Wisata Kelas Pekerja: Aksi Unjuk Rasa

Wisata Kelas Pekerja: Aksi Unjuk Rasa

Bagi sebagian orang, liburan berarti pergi ke pantai, gunung, atau mal. Tapi bagi kelas pekerja, wisata sejati terkadang berarti turun ke jalan, berteriak lantang, dan mengibarkan bendera serikat. Inilah “wisata kelas pekerja” sebuah perjalanan yang tak sekadar melepas penat, tapi menyalakan kembali nyala kesadaran.

Ada yang sinis menyebut aksi buruh sebagai “keributan”. Tapi bagi mereka yang pernah ikut, itu adalah perjalanan wisata spiritual. Disana mereka belajar arti persaudaraan, arti keberanian, arti kesetiaan pada cita-cita.

Tidak ada tiket masuk, tidak ada hotel mewah. Hanya jalanan, keringat, dan spanduk tuntutan. Namun disitulah letak maknanya, ketika kelelahan menjadi bagian dari pengorbanan, bukan sekadar harga paket wisata.

Buruh tahu, tanpa tekanan, tidak akan ada perubahan. Dan jika suara mereka tak didengar, maka suara itu akan bergema di jalan-jalan ibu kota. Disitulah “destinasi” mereka. Di depan gedung DPR, di depan kantor gubernur, di depan istana, di depan kantor bupati, tempat dimana keadilan seringkali lupa alamatnya.

Mereka mungkin tidak menikmati pantai Kuta, Candi Borobudur atau sejuknya Puncak, tapi mereka menikmati sesuatu yang lebih dalam, yakni rasa memiliki perjuangan. Di jalan, mereka bukan lagi individu, tapi bagian dari sejarah panjang perlawanan kelas pekerja.

Di sisi lain, ironi mencolok selalu tampak. Ketika buruh berbaris menuntut kenaikan upah, pusat perbelanjaan di seberang jalan penuh dengan promo “diskon akhir tahun”. Ketika buruh berkeringat di aspal, segelintir elit sedang berswafoto di restoran bintang lima.

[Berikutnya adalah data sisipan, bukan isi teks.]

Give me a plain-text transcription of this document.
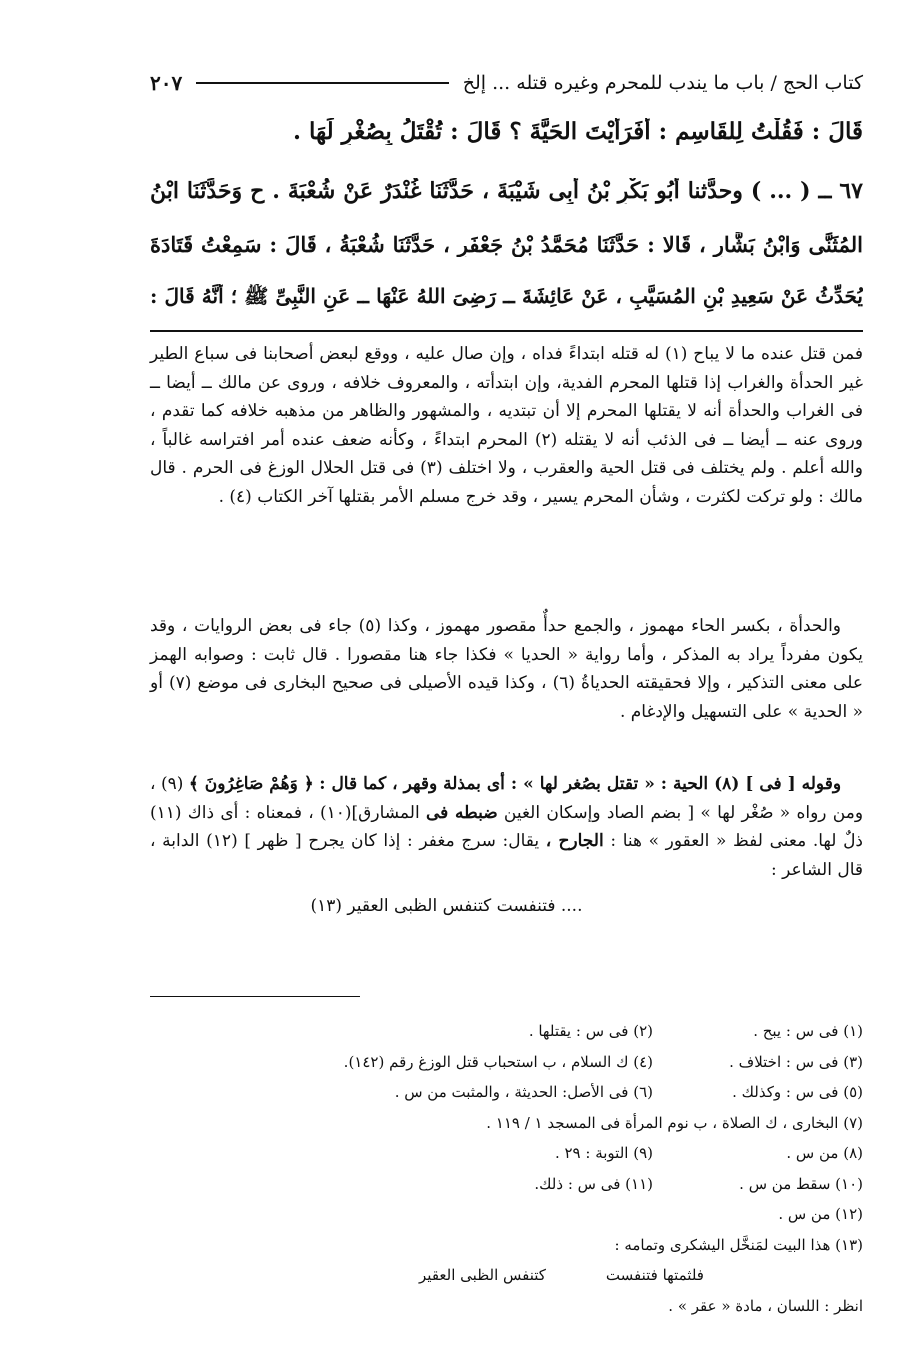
كتاب الحج / باب ما يندب للمحرم وغيره قتله ... إلخ
٢٠٧
قَالَ : فَقُلْتُ لِلقَاسِمِ : أَفَرَأَيْتَ الحَيَّةَ ؟ قَالَ : تُقْتَلُ بِصُغْرٍ لَهَا .
٦٧ ــ ( ... ) وحدَّثنا أَبُو بَكْرِ بْنُ أَبِى شَيْبَةَ ، حَدَّثَنَا غُنْدَرٌ عَنْ شُعْبَةَ . ح وَحَدَّثَنَا ابْنُ
المُثَنَّى وَابْنُ بَشَّارٍ ، قَالا : حَدَّثَنَا مُحَمَّدُ بْنُ جَعْفَرٍ ، حَدَّثَنَا شُعْبَةُ ، قَالَ : سَمِعْتُ قَتَادَةَ
يُحَدِّثُ عَنْ سَعِيدِ بْنِ المُسَيَّبِ ، عَنْ عَائِشَةَ ــ رَضِىَ اللهُ عَنْهَا ــ عَنِ النَّبِىِّ ﷺ ؛ أَنَّهُ قَالَ :

فمن قتل عنده ما لا يباح (١) له قتله ابتداءً فداه ، وإن صال عليه ، ووقع لبعض أصحابنا فى سباع الطير غير الحدأة والغراب إذا قتلها المحرم الفدية، وإن ابتدأته ، والمعروف خلافه ، وروى عن مالك ــ أيضا ــ فى الغراب والحدأة أنه لا يقتلها المحرم إلا أن تبتديه ، والمشهور والظاهر من مذهبه خلافه كما تقدم ، وروى عنه ــ أيضا ــ فى الذئب أنه لا يقتله (٢) المحرم ابتداءً ، وكأنه ضعف عنده أمر افتراسه غالباً ، والله أعلم . ولم يختلف فى قتل الحية والعقرب ، ولا اختلف (٣) فى قتل الحلال الوزغ فى الحرم . قال مالك : ولو تركت لكثرت ، وشأن المحرم يسير ، وقد خرج مسلم الأمر بقتلها آخر الكتاب (٤) .

والحدأة ، بكسر الحاء مهموز ، والجمع حدأٌ مقصور مهموز ، وكذا (٥) جاء فى بعض الروايات ، وقد يكون مفرداً يراد به المذكر ، وأما رواية « الحديا » فكذا جاء هنا مقصورا . قال ثابت : وصوابه الهمز على معنى التذكير ، وإلا فحقيقته الحدياةُ (٦) ، وكذا قيده الأصيلى فى صحيح البخارى فى موضع (٧) أو « الحدية » على التسهيل والإدغام .

وقوله [ فى ] (٨) الحية : « تقتل بصُغر لها » : أى بمذلة وقهر ، كما قال : ﴿ وَهُمْ صَاغِرُونَ ﴾ (٩) ، ومن رواه « صُغْر لها » [ بضم الصاد وإسكان الغين ضبطه فى المشارق](١٠) ، فمعناه : أى ذاك (١١) ذلٌ لها. معنى لفظ « العقور » هنا : الجارح ، يقال: سرج مغفر : إذا كان يجرح [ ظهر ] (١٢) الدابة ، قال الشاعر :

.... فتنفست كتنفس الظبى العقير (١٣)

(١) فى س : يبح .
(٢) فى س : يقتلها .
(٣) فى س : اختلاف .
(٤) ك السلام ، ب استحباب قتل الوزغ رقم (١٤٢).
(٥) فى س : وكذلك .
(٦) فى الأصل: الحديثة ، والمثبت من س .
(٧) البخارى ، ك الصلاة ، ب نوم المرأة فى المسجد ١ / ١١٩ .
(٨) من س .
(٩) التوبة : ٢٩ .
(١٠) سقط من س .
(١١) فى س : ذلك.
(١٢) من س .
(١٣) هذا البيت لمَنخَّل اليشكرى وتمامه :
فلثمتها فتنفست
كتنفس الظبى العقير
انظر : اللسان ، مادة « عقر » .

Inilah potret ketimpangan yang sesungguhnya. Di satu sisi, mereka yang menciptakan nilai kerja; di sisi lain, mereka yang menikmati hasilnya. Aksi unjuk rasa adalah cara kelas pekerja menegaskan bahwa mereka ada dan bahwa tanpa mereka, roda ekonomi berhenti berputar.

Aksi unjuk rasa adalah wisata menuju kesadaran. Dari pabrik ke jalan, dari diam menjadi bicara, dari takut menjadi berani. Karena bagi kelas pekerja, kesadaran adalah bentuk tertinggi dari liburan: saat pikiran mereka bebas dari rasa tunduk, dan hati mereka dipenuhi semangat melawan.

Ketika aksi selesai, ketika spanduk dilipat dan bus kembali melaju ke arah pabrik, wajah-wajah lelah itu tersenyum. Mereka tahu, perjuangan belum selesai. Tapi mereka juga tahu, hari itu mereka telah menulis sejarah.

Tak ada yang lebih indah bagi kelas pekerja selain tahu bahwa dirinya tidak sendiri. Bahwa dibalik peluh dan teriakan, ada cinta yang tak bisa dibeli. Cinta terhadap sesama buruh, terhadap keadilan, terhadap martabat manusia.

Jadi, jika ada yang bertanya ke mana buruh berwisata, jawabannya cukup sederhana, yakni ke jalanan. Karena di sanalah mereka benar-benar hidup.